2. Je kreeg een Ferrariskaart van Leuven: Welke kaart is dit? Welke periode? Doel? Welke regio? Welke schaal? Wat is de planimetrische nauwkeurigheid? Welke methode werd gebruikt om reliëf aan te duiden?
Praktijk:
1. Achterwaartse insnijding
2. Afstand tot een baak meten/berekenen met een niveau
3. Twee luchtfoto's goed leggen
27 januari 2017
Topografie:
1. Vijf projecties met Tissot-Matrix. Benoemen, eigenschappen, waarvoor worden ze gebruikt en zijn ze gebaseerd op dezelfde globe?
2. Je moet de uitdieping van de Dijlevallei in kaart brengen over een periode van 30 jaar. Welke methodes kan je gebruiken en waarom?
Cartografie:
1. Je kreeg enkele punten met x,y en z-coördinaat en een vijfde punt zonder z-coördinaat. Gebruik die driehoeken en interpolatie om de hoogte te bepalen van het vijfde punt.
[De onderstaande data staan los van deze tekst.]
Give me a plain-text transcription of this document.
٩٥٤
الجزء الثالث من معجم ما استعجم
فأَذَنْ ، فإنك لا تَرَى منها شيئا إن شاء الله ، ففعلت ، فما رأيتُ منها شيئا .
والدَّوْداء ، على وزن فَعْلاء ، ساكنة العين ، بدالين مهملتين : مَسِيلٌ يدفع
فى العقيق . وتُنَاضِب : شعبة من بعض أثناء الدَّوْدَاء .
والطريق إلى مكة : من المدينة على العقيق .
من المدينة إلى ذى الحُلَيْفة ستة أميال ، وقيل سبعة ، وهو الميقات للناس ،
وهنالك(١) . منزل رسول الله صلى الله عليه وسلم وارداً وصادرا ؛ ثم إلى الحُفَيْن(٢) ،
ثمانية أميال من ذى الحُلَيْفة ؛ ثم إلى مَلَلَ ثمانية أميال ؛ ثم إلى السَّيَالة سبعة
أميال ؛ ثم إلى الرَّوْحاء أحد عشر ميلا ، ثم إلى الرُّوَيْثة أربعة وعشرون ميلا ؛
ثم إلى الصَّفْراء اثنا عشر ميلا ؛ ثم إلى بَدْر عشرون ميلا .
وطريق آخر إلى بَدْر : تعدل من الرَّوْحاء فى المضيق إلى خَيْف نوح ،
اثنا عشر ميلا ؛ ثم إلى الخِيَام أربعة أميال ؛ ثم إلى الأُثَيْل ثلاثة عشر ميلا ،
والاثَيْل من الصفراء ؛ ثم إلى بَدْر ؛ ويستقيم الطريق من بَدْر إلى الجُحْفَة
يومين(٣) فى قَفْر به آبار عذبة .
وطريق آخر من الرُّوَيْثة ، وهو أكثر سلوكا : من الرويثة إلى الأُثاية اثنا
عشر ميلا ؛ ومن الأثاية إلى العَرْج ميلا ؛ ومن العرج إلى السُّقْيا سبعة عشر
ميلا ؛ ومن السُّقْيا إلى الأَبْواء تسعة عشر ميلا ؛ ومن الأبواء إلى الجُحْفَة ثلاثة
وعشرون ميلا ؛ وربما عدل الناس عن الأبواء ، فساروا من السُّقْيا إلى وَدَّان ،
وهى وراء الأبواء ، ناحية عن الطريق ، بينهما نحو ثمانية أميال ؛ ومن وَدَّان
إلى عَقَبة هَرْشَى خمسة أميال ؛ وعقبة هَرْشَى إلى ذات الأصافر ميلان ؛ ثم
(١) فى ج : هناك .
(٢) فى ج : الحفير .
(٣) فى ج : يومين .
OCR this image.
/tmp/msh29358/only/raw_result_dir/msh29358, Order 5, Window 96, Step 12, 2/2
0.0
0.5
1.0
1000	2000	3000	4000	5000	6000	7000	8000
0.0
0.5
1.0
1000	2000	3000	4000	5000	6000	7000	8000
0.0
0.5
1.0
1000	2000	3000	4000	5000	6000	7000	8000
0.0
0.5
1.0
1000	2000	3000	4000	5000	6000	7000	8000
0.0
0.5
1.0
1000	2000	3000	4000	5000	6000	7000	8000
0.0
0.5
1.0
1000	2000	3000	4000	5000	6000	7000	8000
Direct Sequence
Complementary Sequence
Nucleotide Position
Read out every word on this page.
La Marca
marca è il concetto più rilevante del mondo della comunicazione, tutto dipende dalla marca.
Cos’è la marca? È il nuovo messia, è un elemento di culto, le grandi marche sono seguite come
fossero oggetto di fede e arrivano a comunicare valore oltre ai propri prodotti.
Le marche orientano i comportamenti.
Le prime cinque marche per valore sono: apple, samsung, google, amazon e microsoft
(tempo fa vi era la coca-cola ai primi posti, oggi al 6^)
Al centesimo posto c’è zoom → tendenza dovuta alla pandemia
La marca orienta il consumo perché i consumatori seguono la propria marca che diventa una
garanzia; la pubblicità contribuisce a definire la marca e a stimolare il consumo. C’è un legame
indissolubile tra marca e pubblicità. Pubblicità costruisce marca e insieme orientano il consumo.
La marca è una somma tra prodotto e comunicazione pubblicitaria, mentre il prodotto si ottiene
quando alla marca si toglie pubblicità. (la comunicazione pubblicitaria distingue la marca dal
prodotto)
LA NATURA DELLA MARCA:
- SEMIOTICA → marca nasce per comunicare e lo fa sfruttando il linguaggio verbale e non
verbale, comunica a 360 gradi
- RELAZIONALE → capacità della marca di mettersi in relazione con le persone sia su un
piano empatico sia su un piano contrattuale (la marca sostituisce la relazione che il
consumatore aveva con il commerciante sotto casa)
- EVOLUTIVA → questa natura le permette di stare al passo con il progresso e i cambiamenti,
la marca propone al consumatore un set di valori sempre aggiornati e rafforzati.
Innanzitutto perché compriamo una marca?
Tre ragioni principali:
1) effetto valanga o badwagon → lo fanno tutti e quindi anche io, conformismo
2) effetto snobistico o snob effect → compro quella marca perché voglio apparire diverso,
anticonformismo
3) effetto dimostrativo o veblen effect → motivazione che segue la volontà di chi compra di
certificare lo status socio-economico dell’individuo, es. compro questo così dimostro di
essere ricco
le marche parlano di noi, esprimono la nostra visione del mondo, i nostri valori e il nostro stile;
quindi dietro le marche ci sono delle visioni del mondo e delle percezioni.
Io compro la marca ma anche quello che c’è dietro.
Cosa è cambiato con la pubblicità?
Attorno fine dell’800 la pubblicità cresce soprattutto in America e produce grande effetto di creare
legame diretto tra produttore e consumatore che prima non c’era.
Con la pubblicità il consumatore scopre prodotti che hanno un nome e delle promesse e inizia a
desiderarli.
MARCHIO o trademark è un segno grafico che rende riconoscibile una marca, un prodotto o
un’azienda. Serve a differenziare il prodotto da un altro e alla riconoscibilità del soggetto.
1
2. Je moest een bepaald gebied omzetten met een gegeven matrix.
Practicum
1. De hoek tussen twee baken bepalen met een theodoliet, alsook de afstand schatten tot één van die baken
2. Foto's goed leggen met fotogrammetrie
3. Oefening op achterwaartse insnijding
16 januari 2017
Topografie:
1. Vier projecties gegeven zonder naam, gewoon kaartjes met tissotbolletjes. geef de naam, eigenschappen, waarvoor ze gebruikt kunnen worden en zijn ze gebaseerd op dezelfde globe (straal)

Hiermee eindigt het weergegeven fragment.